Learn About The Science Behind the BBDRisk Dx® Test
The science behind the BBDRisk Dx® test is based on more than a decade of Research and Development. Silbiotech, Inc. has developed the BBDRisk Dx® test to address the unmet need for managing patients diagnosed with high risk masses including atypias, usual hyperplasias and papillomas.
Discovery of Risk Signature
Previously Dr. Poola and colleagues undertook ground breaking research to understand the biology of atypical hyperplasias with funding from the National Cancer Institute (NCI), National Institutes of Health (NIH) and Susan G. Komen for the Cure. For the first time they showed that progression to cancer was associated with significantly increased levels of several cancer markers and the activation of a number of pathways that are known to promote cancer development. They also showed that increased levels of certain oncoproteins predicted the actual development of breast cancer. These findings were published in highly prestigious medical journals (Nature Medicine 2005, PMID: 15864312; Clinical Cancer Research 2006, PMID: 16899629; and Clinical Cancer Research 2008, PMID: 18281563; Cancer Prevention Research 2019, PMID: 31239263).
The following publications are the scientific basis for BBDRisk Dx® Test development.

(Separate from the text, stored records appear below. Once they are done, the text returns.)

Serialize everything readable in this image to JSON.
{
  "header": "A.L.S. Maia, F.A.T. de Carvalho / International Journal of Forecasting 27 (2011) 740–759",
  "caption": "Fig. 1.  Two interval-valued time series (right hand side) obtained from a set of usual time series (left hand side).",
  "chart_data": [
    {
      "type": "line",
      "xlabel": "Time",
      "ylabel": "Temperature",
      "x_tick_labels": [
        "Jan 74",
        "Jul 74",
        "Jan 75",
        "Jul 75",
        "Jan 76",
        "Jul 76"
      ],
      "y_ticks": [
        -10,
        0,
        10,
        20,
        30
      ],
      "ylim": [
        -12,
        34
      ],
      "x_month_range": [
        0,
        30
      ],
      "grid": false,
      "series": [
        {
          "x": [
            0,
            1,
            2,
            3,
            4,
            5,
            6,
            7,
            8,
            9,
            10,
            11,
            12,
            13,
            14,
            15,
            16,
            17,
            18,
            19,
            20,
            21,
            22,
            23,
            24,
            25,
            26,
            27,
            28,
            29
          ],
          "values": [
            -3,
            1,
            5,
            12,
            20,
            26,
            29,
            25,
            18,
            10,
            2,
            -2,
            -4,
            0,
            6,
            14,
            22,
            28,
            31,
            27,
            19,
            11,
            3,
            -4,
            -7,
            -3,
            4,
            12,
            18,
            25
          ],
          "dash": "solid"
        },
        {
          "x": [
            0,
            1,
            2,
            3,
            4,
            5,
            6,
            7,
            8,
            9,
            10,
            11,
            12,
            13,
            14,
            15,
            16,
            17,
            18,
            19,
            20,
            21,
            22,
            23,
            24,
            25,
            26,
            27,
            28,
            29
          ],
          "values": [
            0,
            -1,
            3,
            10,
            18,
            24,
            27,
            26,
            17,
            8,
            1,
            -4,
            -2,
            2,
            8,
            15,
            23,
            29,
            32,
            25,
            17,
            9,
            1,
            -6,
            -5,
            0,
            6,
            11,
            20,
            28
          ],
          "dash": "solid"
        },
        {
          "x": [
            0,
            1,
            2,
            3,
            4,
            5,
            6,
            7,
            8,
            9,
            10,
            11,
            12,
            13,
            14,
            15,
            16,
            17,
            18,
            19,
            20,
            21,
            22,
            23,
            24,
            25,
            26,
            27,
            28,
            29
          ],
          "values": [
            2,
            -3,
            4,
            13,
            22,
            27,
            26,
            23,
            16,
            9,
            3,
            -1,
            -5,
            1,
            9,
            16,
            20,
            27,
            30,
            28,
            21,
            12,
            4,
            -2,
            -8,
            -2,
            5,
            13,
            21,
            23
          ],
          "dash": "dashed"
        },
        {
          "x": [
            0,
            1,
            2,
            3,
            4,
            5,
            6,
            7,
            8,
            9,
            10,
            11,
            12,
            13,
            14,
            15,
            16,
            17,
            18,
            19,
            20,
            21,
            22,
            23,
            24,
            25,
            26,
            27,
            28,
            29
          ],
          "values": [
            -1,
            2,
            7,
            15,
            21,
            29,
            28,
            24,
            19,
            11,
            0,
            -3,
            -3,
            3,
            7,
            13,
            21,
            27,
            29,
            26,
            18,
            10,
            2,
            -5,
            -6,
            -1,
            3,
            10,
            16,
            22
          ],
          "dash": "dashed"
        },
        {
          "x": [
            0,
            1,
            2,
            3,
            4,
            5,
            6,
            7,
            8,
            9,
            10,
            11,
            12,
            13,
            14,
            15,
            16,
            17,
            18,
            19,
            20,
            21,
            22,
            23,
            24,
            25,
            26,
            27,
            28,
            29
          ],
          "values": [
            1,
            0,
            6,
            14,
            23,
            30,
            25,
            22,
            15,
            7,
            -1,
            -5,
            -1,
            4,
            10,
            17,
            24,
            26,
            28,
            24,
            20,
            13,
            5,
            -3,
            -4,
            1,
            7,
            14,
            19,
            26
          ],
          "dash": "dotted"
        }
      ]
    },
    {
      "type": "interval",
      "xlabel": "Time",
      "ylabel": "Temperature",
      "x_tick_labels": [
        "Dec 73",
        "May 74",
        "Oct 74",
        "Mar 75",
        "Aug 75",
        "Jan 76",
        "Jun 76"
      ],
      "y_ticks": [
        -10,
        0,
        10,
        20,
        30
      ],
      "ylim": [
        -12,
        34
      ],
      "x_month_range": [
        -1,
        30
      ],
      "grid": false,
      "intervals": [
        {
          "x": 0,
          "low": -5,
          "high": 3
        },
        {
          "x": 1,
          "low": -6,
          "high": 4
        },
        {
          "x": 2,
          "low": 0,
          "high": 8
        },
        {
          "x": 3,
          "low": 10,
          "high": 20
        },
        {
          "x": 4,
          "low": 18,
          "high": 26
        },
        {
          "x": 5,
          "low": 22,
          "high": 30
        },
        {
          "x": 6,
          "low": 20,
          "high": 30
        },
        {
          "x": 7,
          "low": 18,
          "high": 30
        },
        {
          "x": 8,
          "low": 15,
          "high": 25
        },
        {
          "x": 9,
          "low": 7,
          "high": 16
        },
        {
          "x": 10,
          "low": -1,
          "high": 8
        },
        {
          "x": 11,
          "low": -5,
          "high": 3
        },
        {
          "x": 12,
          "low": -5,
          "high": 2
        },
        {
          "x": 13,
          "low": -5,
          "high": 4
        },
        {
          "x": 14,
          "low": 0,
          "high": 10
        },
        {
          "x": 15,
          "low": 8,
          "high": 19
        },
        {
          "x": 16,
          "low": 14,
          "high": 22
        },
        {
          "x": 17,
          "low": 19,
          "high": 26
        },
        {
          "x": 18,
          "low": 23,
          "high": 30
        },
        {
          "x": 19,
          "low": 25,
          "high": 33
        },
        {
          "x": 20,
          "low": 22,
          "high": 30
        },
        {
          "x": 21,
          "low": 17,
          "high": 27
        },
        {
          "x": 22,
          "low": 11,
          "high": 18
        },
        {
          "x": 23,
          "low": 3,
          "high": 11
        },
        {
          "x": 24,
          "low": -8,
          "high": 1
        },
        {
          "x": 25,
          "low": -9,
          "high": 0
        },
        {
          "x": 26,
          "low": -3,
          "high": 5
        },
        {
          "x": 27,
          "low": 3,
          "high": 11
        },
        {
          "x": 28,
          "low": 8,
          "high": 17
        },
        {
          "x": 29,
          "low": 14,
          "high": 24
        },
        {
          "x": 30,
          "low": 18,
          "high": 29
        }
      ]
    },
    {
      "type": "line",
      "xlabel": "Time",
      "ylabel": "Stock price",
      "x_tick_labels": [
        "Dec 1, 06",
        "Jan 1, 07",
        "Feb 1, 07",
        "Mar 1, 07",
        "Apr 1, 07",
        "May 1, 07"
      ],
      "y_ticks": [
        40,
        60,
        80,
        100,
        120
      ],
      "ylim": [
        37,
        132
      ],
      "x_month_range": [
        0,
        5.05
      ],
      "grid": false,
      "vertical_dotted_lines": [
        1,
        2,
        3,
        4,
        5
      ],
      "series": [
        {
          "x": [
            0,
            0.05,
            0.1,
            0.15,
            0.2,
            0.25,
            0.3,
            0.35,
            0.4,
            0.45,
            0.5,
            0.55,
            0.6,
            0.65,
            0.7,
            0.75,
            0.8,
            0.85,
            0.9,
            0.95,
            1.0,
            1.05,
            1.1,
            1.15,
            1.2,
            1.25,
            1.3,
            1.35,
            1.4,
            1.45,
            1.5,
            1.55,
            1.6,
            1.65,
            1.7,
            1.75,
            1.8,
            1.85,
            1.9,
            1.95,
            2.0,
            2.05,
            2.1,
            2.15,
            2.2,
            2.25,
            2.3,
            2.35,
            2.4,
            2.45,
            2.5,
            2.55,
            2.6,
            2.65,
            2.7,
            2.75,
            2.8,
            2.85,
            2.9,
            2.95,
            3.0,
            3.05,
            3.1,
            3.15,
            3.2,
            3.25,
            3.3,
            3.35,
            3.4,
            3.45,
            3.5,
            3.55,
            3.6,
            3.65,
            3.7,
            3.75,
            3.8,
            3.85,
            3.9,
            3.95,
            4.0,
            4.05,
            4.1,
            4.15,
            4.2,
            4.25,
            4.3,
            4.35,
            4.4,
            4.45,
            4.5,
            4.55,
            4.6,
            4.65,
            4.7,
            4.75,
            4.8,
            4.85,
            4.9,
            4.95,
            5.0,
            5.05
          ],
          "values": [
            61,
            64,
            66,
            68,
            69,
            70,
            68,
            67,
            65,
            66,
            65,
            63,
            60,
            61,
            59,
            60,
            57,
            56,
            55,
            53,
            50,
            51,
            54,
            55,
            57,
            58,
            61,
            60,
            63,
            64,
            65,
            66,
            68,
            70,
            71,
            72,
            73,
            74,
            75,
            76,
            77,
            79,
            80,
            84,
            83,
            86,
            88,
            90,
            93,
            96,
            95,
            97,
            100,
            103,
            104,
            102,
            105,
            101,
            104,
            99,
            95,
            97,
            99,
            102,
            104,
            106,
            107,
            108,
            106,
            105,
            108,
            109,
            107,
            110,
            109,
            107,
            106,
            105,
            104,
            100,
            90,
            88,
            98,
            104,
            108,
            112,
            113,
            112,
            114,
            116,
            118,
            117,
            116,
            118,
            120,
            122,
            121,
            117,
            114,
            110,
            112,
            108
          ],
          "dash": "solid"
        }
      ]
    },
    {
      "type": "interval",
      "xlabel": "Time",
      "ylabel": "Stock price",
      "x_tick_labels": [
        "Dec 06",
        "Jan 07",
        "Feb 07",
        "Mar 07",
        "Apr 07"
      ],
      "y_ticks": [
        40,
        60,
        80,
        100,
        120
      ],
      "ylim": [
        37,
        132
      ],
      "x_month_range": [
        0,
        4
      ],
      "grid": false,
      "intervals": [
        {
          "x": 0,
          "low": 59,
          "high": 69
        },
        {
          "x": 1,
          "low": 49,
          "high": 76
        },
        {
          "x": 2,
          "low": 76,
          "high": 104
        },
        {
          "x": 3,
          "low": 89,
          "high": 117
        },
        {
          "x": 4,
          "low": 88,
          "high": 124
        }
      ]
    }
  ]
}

BBDRisk Dx® Clinical Test Development
Silbiotech, Inc. expanded upon the published information with SBIR grant funds from the National Science Foundation (NSF, grant number IIP-1314287) and the NCI, NIH (CA173919 and CA206774) to develop the BBDRisk Dx® test including validation of novel biomarkers and design of a proprietary algorithm for risk stratification (Cancer Prevention Research 2019, PMID: 31239263).
The Science Behind the BBDRisk Dx® Test Includes Validation
The BBDRisk Dx® test was developed and validated using a total of 550 samples from several prominent institutions (UCLA Medical School, California, Leeds Hospital, UK, Howard University Medical School, Washington, D.C. and Hartford Hospital, Connecticut). Of the 550 samples, 250 were from patients who subsequently developed cancer after a minimum of 1 year and a maximum of 13 years (cancer developed group). The other 300 samples were from patients who had no prior breast cancer and did not develop cancer for a minimum of 5 years and a maximum of 19 years (cancer-free group). Based on our results on 550 samples used gave a power of more than 99% and a significance level of 0.0001.
We describe in the publication, Cancer Prevention Research (2019, vol.12 pp 471-80; PMID:31239263), that the molecular signature predicts cancer development equally for
- all age groups
- the biopsied breast or the opposite breast
- premenopausal and postmenopausal patients
In the above publication we also present the cancer rates among women with atypical hyperplasia and categorized the patients into low, intermediate and high risk groups for the first 5 years after biopsy and beyond.
- Low Risk – 0% in the first 5 years and 3% beyond 5
- Intermediate Risk – 12% in the first 5 years and up to 20% beyond 5
- High Risk – 73% in the first 5 years and up to 93% beyond 5
In patients diagnosed with usual ductal hyperplasias, papillomas or any a combination, the cancer rates are
- Low Risk – 2% in the first 5 years and up to 3% beyond 5
- Intermediate Risk – 15% in the first 5 years and up to 25% beyond 5
- High Risk – 34% in the first 5 years and up to 83% beyond 5
BBDRisk Dx® – First Genomic Test for atypical or non-atypical hyperplasias
The BBDRisk Dx® test is the first biological risk stratification tool developed specifically for hyperplasia masses. The algorithm developed provides the most comprehensive risk assessment available. The test will provide unique cancer marker based information in terms of a ‘Cancer Risk Score’, whether a patient is ‘Low Risk’, ‘Intermediate Risk’ or ‘High Risk’ for developing breast cancer in the first five years and beyond. Based on the BBDRisk Dx® test results the patients and healthcare providers can now make an informed decision in managing the breast disease.